Who really speaks for these foreseeable future claimants? No one, because their interests are in fact not well-served by today’s “future’s representatives.” Why is that so (in my opinion), when the ranks of the futures representatives include some genuinely good, smart and compassionate individuals? The realistic answer includes many factors. One is that futures representatives are hopelessly conflicted between really sick people and the not so sick. (On this topic, see the Amchem decision, the many law reviews after it, and this great article by Plevin, Epley (now Davis) and Elgarten on the specifics of futures representative conflicts in asbestos bankruptcies) The futures representatives also hit conflicts due to the desire to reach certainty, today or “soon,” despite the changes science will bring tomorrow. They also are outnumbered and out muscled. And, finally, the bankruptcy code gives them far too little power, and pays far too little attention to current or future science.

Global Context for Why the Issues Matter: On the last two Sundays, The Toronto Star has published an extended pair of articles (here and here) that are well worth reading as they cover in some detail the topics of increasing use of asbestos in India as a “developing country,” and plans to export more asbestos fiber from Canada’s Jeffrey Mine. The first article focuses on the growing use of asbestos cement to provide less expensive and “better” housing for people living in massive slums in India. The author, Jennifer Wells, candidly confronts the disparities between the “talking points” offered by the manufacturers and government as compared to the reality of actual working conditions in factories and the reality that there are no safeguards on use in the slums. She also points out that all of the warnings on the products are in languages other than Hindi. Ms. Wells also identifies the manufacturers and fiber suppliers.

The second article focuses on the issues regarding Canada’s continuing export of chrysotile fiber, and plans to expand the exports from the Jeffrey Mine. The mine was formerly owned by Johns-Manville and has been in use for decades. According to the article, the open pit phase of mining is drawing to a close, but an underground mining phase is perhaps approaching fruition.
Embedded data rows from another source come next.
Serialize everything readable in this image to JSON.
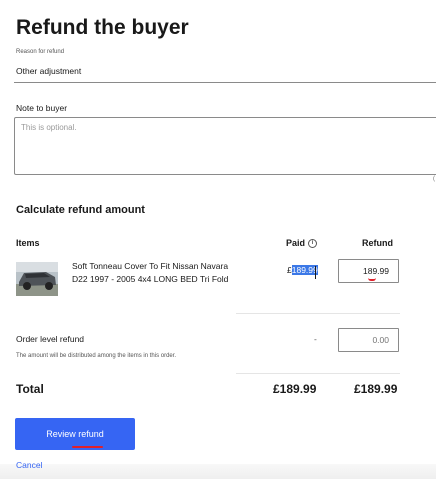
{
  "page": {
    "title": "Refund the buyer"
  },
  "reason": {
    "label": "Reason for refund",
    "value": "Other adjustment"
  },
  "note": {
    "label": "Note to buyer",
    "placeholder": "This is optional.",
    "counter": "("
  },
  "calculate": {
    "heading": "Calculate refund amount"
  },
  "table": {
    "columns": {
      "items": "Items",
      "paid": "Paid",
      "refund": "Refund"
    },
    "item": {
      "title": "Soft Tonneau Cover To Fit Nissan Navara D22 1997 - 2005 4x4 LONG BED Tri Fold",
      "paid_prefix": "£",
      "paid_selected": "189.99",
      "refund_value": "189.99"
    },
    "order_level": {
      "label": "Order level refund",
      "note": "The amount will be distributed among the items in this order.",
      "paid": "-",
      "refund_placeholder": "0.00"
    },
    "total": {
      "label": "Total",
      "paid": "£189.99",
      "refund": "£189.99"
    }
  },
  "actions": {
    "review_label": "Review refund",
    "cancel_label": "Cancel"
  },
  "colors": {
    "primary": "#3665f3",
    "selection": "#3b78e7",
    "spellcheck": "#e0202a"
  },
  "icons": {
    "paid_info": "info-circle-icon",
    "item_thumb": "truck-bed-photo"
  }
}
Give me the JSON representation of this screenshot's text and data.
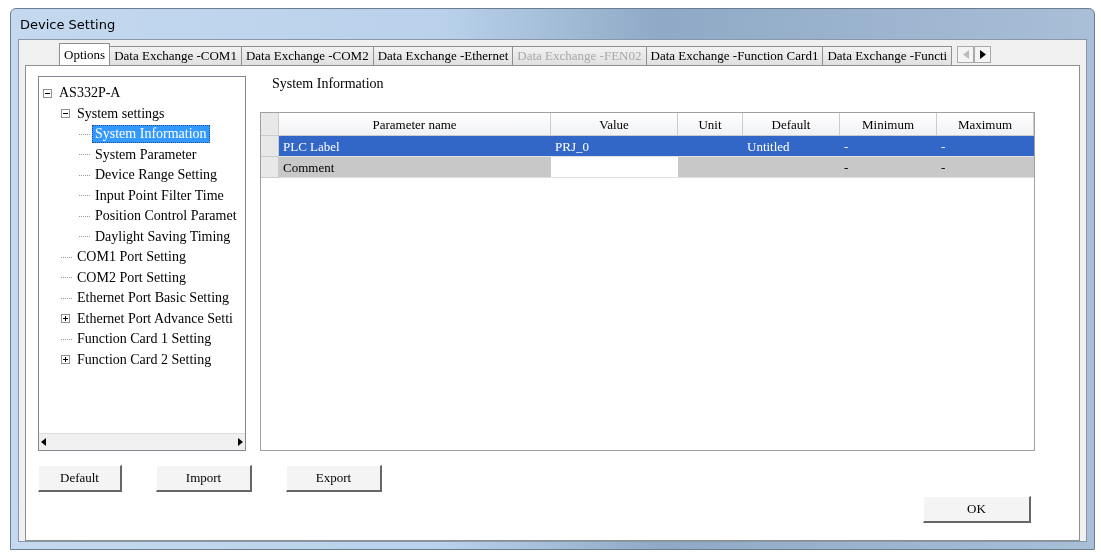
{
  "window": {
    "title": "Device Setting"
  },
  "tabs": [
    {
      "label": "Options",
      "selected": true,
      "disabled": false
    },
    {
      "label": "Data Exchange -COM1",
      "selected": false,
      "disabled": false
    },
    {
      "label": "Data Exchange -COM2",
      "selected": false,
      "disabled": false
    },
    {
      "label": "Data Exchange -Ethernet",
      "selected": false,
      "disabled": false
    },
    {
      "label": "Data Exchange -FEN02",
      "selected": false,
      "disabled": true
    },
    {
      "label": "Data Exchange -Function Card1",
      "selected": false,
      "disabled": false
    },
    {
      "label": "Data Exchange -Functi",
      "selected": false,
      "disabled": false
    }
  ],
  "tree": [
    {
      "label": "AS332P-A",
      "expanded": true,
      "selected": false,
      "children": [
        {
          "label": "System settings",
          "expanded": true,
          "selected": false,
          "children": [
            {
              "label": "System Information",
              "selected": true
            },
            {
              "label": "System Parameter",
              "selected": false
            },
            {
              "label": "Device Range Setting",
              "selected": false
            },
            {
              "label": "Input Point Filter Time",
              "selected": false
            },
            {
              "label": "Position Control Paramet",
              "selected": false
            },
            {
              "label": "Daylight Saving Timing",
              "selected": false
            }
          ]
        },
        {
          "label": "COM1 Port Setting",
          "selected": false
        },
        {
          "label": "COM2 Port Setting",
          "selected": false
        },
        {
          "label": "Ethernet Port Basic Setting",
          "selected": false
        },
        {
          "label": "Ethernet Port Advance Setti",
          "expanded": false,
          "selected": false
        },
        {
          "label": "Function Card 1 Setting",
          "selected": false
        },
        {
          "label": "Function Card 2 Setting",
          "expanded": false,
          "selected": false
        }
      ]
    }
  ],
  "section_title": "System Information",
  "table": {
    "columns": [
      "Parameter name",
      "Value",
      "Unit",
      "Default",
      "Minimum",
      "Maximum"
    ],
    "rows": [
      {
        "selected": true,
        "cells": [
          "PLC Label",
          "PRJ_0",
          "",
          "Untitled",
          "-",
          "-"
        ]
      },
      {
        "selected": false,
        "cells": [
          "Comment",
          "",
          "",
          "",
          "-",
          "-"
        ]
      }
    ]
  },
  "buttons": [
    "Default",
    "Import",
    "Export"
  ],
  "ok_button": "OK"
}
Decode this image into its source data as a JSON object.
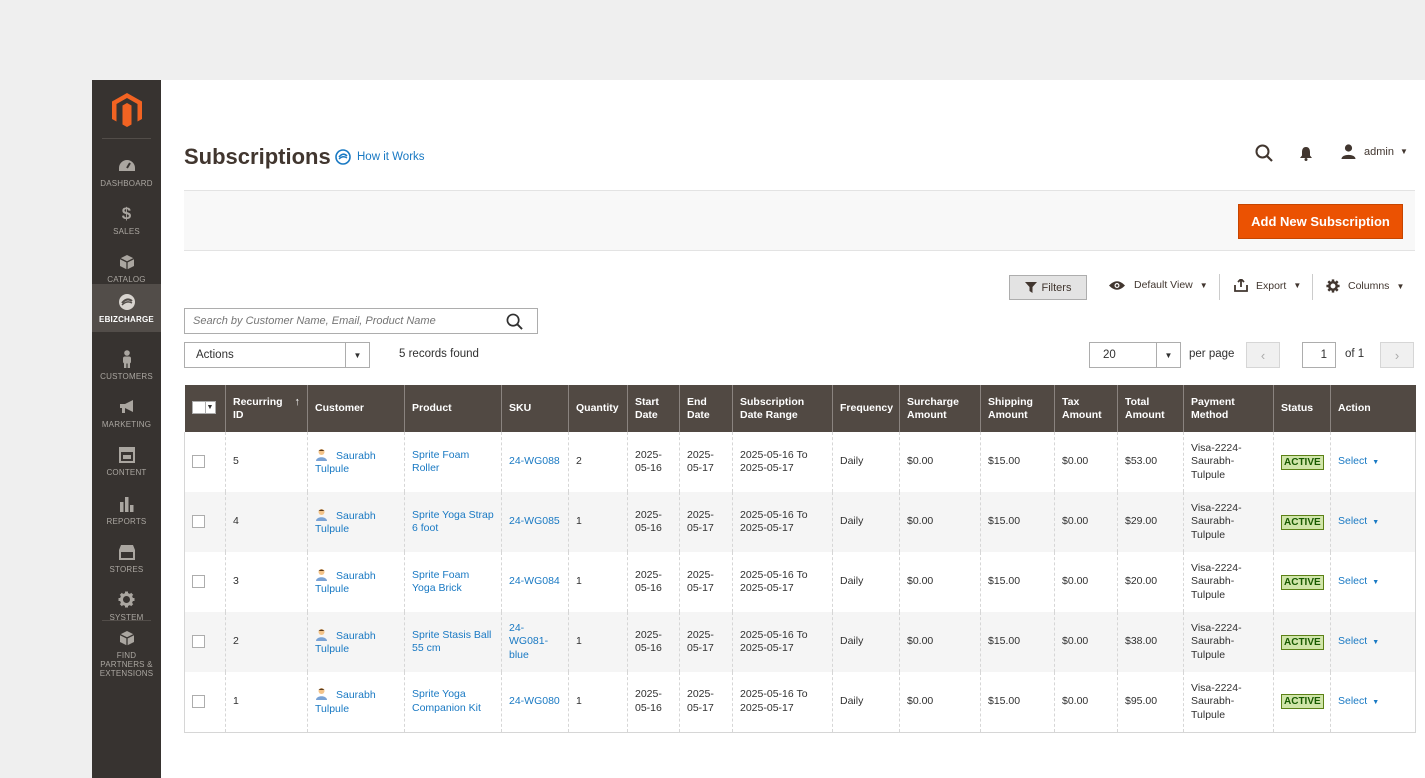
{
  "sidebar": {
    "items": [
      {
        "label": "Dashboard",
        "icon": "dashboard-icon"
      },
      {
        "label": "Sales",
        "icon": "dollar-icon"
      },
      {
        "label": "Catalog",
        "icon": "box-icon"
      },
      {
        "label": "EBizCharge",
        "icon": "ebizcharge-icon",
        "active": true
      },
      {
        "label": "Customers",
        "icon": "person-icon"
      },
      {
        "label": "Marketing",
        "icon": "megaphone-icon"
      },
      {
        "label": "Content",
        "icon": "layout-icon"
      },
      {
        "label": "Reports",
        "icon": "bar-chart-icon"
      },
      {
        "label": "Stores",
        "icon": "store-icon"
      },
      {
        "label": "System",
        "icon": "gear-icon"
      },
      {
        "label": "Find Partners & Extensions",
        "icon": "cube-icon"
      }
    ]
  },
  "header": {
    "title": "Subscriptions",
    "how_it_works": "How it Works",
    "user": "admin"
  },
  "toolbar": {
    "add_button": "Add New Subscription",
    "filters": "Filters",
    "default_view": "Default View",
    "export": "Export",
    "columns": "Columns"
  },
  "search": {
    "placeholder": "Search by Customer Name, Email, Product Name",
    "value": ""
  },
  "grid_controls": {
    "actions": "Actions",
    "records_found": "5 records found",
    "per_page_value": "20",
    "per_page_label": "per page",
    "page": "1",
    "of_pages": "of 1"
  },
  "columns": [
    "Recurring ID",
    "Customer",
    "Product",
    "SKU",
    "Quantity",
    "Start Date",
    "End Date",
    "Subscription Date Range",
    "Frequency",
    "Surcharge Amount",
    "Shipping Amount",
    "Tax Amount",
    "Total Amount",
    "Payment Method",
    "Status",
    "Action"
  ],
  "rows": [
    {
      "id": "5",
      "customer": "Saurabh Tulpule",
      "product": "Sprite Foam Roller",
      "sku": "24-WG088",
      "qty": "2",
      "start": "2025-05-16",
      "end": "2025-05-17",
      "range": "2025-05-16 To 2025-05-17",
      "frequency": "Daily",
      "surcharge": "$0.00",
      "shipping": "$15.00",
      "tax": "$0.00",
      "total": "$53.00",
      "payment": "Visa-2224-Saurabh-Tulpule",
      "status": "ACTIVE",
      "action": "Select"
    },
    {
      "id": "4",
      "customer": "Saurabh Tulpule",
      "product": "Sprite Yoga Strap 6 foot",
      "sku": "24-WG085",
      "qty": "1",
      "start": "2025-05-16",
      "end": "2025-05-17",
      "range": "2025-05-16 To 2025-05-17",
      "frequency": "Daily",
      "surcharge": "$0.00",
      "shipping": "$15.00",
      "tax": "$0.00",
      "total": "$29.00",
      "payment": "Visa-2224-Saurabh-Tulpule",
      "status": "ACTIVE",
      "action": "Select"
    },
    {
      "id": "3",
      "customer": "Saurabh Tulpule",
      "product": "Sprite Foam Yoga Brick",
      "sku": "24-WG084",
      "qty": "1",
      "start": "2025-05-16",
      "end": "2025-05-17",
      "range": "2025-05-16 To 2025-05-17",
      "frequency": "Daily",
      "surcharge": "$0.00",
      "shipping": "$15.00",
      "tax": "$0.00",
      "total": "$20.00",
      "payment": "Visa-2224-Saurabh-Tulpule",
      "status": "ACTIVE",
      "action": "Select"
    },
    {
      "id": "2",
      "customer": "Saurabh Tulpule",
      "product": "Sprite Stasis Ball 55 cm",
      "sku": "24-WG081-blue",
      "qty": "1",
      "start": "2025-05-16",
      "end": "2025-05-17",
      "range": "2025-05-16 To 2025-05-17",
      "frequency": "Daily",
      "surcharge": "$0.00",
      "shipping": "$15.00",
      "tax": "$0.00",
      "total": "$38.00",
      "payment": "Visa-2224-Saurabh-Tulpule",
      "status": "ACTIVE",
      "action": "Select"
    },
    {
      "id": "1",
      "customer": "Saurabh Tulpule",
      "product": "Sprite Yoga Companion Kit",
      "sku": "24-WG080",
      "qty": "1",
      "start": "2025-05-16",
      "end": "2025-05-17",
      "range": "2025-05-16 To 2025-05-17",
      "frequency": "Daily",
      "surcharge": "$0.00",
      "shipping": "$15.00",
      "tax": "$0.00",
      "total": "$95.00",
      "payment": "Visa-2224-Saurabh-Tulpule",
      "status": "ACTIVE",
      "action": "Select"
    }
  ],
  "colors": {
    "accent": "#eb5202",
    "sidebar": "#373330",
    "table_header": "#514943",
    "link": "#1979c3",
    "active_badge": "#d0e5a9"
  }
}
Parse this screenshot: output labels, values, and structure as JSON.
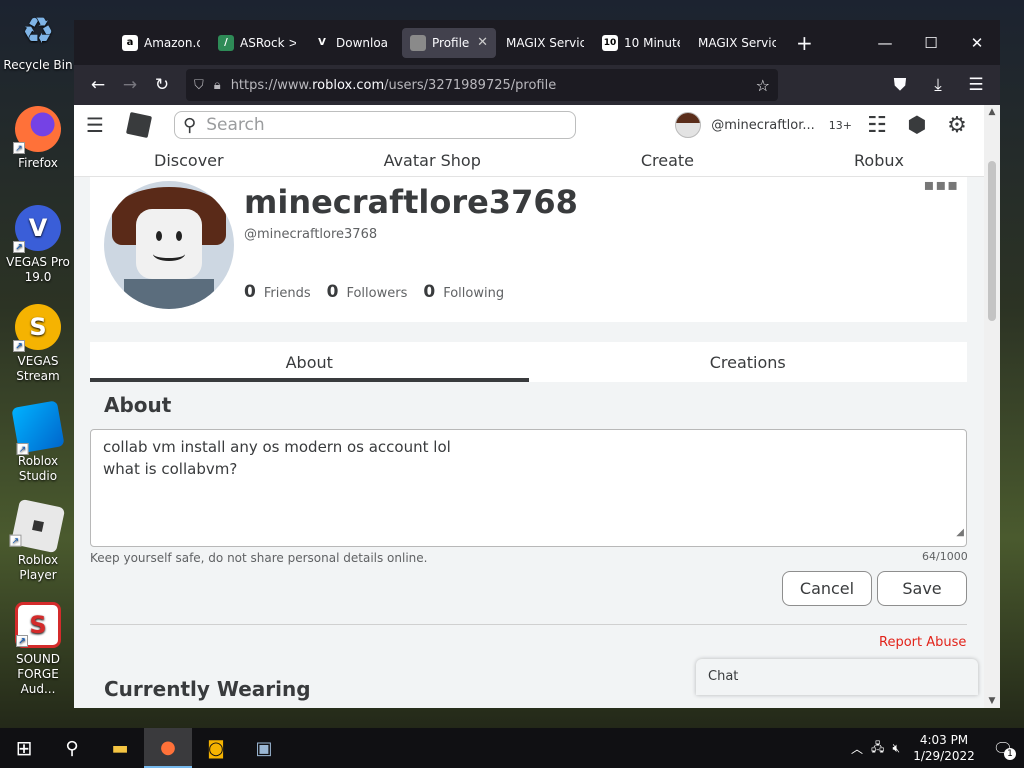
{
  "desktop": {
    "icons": [
      {
        "label": "Recycle Bin",
        "glyph": "♻",
        "color": "#2d8fd6"
      },
      {
        "label": "Firefox",
        "glyph": "●",
        "color": "#ff7139"
      },
      {
        "label": "VEGAS Pro 19.0",
        "glyph": "V",
        "color": "#3a6fd8"
      },
      {
        "label": "VEGAS Stream",
        "glyph": "S",
        "color": "#f5b301"
      },
      {
        "label": "Roblox Studio",
        "glyph": "■",
        "color": "#00a2ff"
      },
      {
        "label": "Roblox Player",
        "glyph": "◆",
        "color": "#e8e8e8"
      },
      {
        "label": "SOUND FORGE Aud...",
        "glyph": "S",
        "color": "#d42b2b"
      }
    ]
  },
  "browser": {
    "tabs": [
      {
        "label": "Amazon.c",
        "icon": "a",
        "color": "#ffffff",
        "active": false
      },
      {
        "label": "ASRock >",
        "icon": "/",
        "color": "#2e8b57",
        "active": false
      },
      {
        "label": "Downloa",
        "icon": "V",
        "color": "#1c1b22",
        "active": false
      },
      {
        "label": "Profile",
        "icon": "■",
        "color": "#7a7a7a",
        "active": true,
        "close": "✕"
      },
      {
        "label": "MAGIX Servic",
        "icon": "",
        "color": "",
        "active": false
      },
      {
        "label": "10 Minute",
        "icon": "10",
        "color": "#ffffff",
        "active": false
      },
      {
        "label": "MAGIX Servic",
        "icon": "",
        "color": "",
        "active": false
      }
    ],
    "new_tab": "+",
    "window_controls": {
      "minimize": "—",
      "maximize": "☐",
      "close": "✕"
    },
    "url": {
      "prefix": "https://www.",
      "host": "roblox.com",
      "path": "/users/3271989725/profile"
    }
  },
  "roblox": {
    "search_placeholder": "Search",
    "username_short": "@minecraftlor...",
    "age_badge": "13+",
    "nav": [
      "Discover",
      "Avatar Shop",
      "Create",
      "Robux"
    ],
    "profile": {
      "display_name": "minecraftlore3768",
      "handle": "@minecraftlore3768",
      "friends_count": "0",
      "friends_label": "Friends",
      "followers_count": "0",
      "followers_label": "Followers",
      "following_count": "0",
      "following_label": "Following",
      "more_dots": "▪▪▪"
    },
    "tabs": {
      "about": "About",
      "creations": "Creations"
    },
    "about": {
      "heading": "About",
      "text": "collab vm install any os modern os account lol\nwhat is collabvm?",
      "safe_note": "Keep yourself safe, do not share personal details online.",
      "char_count": "64/1000",
      "cancel": "Cancel",
      "save": "Save"
    },
    "report_abuse": "Report Abuse",
    "currently_wearing": "Currently Wearing",
    "chat": "Chat"
  },
  "taskbar": {
    "time": "4:03 PM",
    "date": "1/29/2022",
    "notification_count": "1"
  }
}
The article includes some of the needed dialogue regarding the distinctions between the different asbestos fibers. Unfortunately, the article does not report on whether the “new” fiber to be mined has or has not been tested for “contamination” with amphibole fibers.

These article are yet another example of the issues that evolve as “developing” countries face opportunities and choices. In part, they face choices between current and future health risks, and the demands/pressures of industry and a vast population. They also face choices between the financial and health costs and risks encountered by people aspiring to “better” living conditions.

For those interested in more on the topic of banning asbestos, consider Laurie Kazan-Allen’s website that documents her many years spent campaigning with others to ban asbestos use around the world. Ms. Kazan-Allen works through an organization known as the International Ban Asbestos Secretariat (IBAS). Ms. Kazan-Allen is the sister of an American asbestos plaintiff’s lawyer, Steve Kazan. She has accomplished a great deal to limit the harms that can arise from asbestos use. She also has organized many groups of victims seeking medical care. legislation and/or compensation. The website contains a vast amount of information and is well worth the time to browse for anyone interested in the issues. The website also highlights a paper on and an upcoming conference opposed to asbestos use in Asia. In addition, Steve Kazan provides a website known as the World Asbestos Report.

Others, of course, would say IBAS goes too far in seeking to ban all use of all forms of asbestos. That position is well laid out in the Toronto Star’s second article.

Unfortunately, there is no website focused on those who will have the future risk or disease, or the interests of the companies that will in the future pay bills for other companies.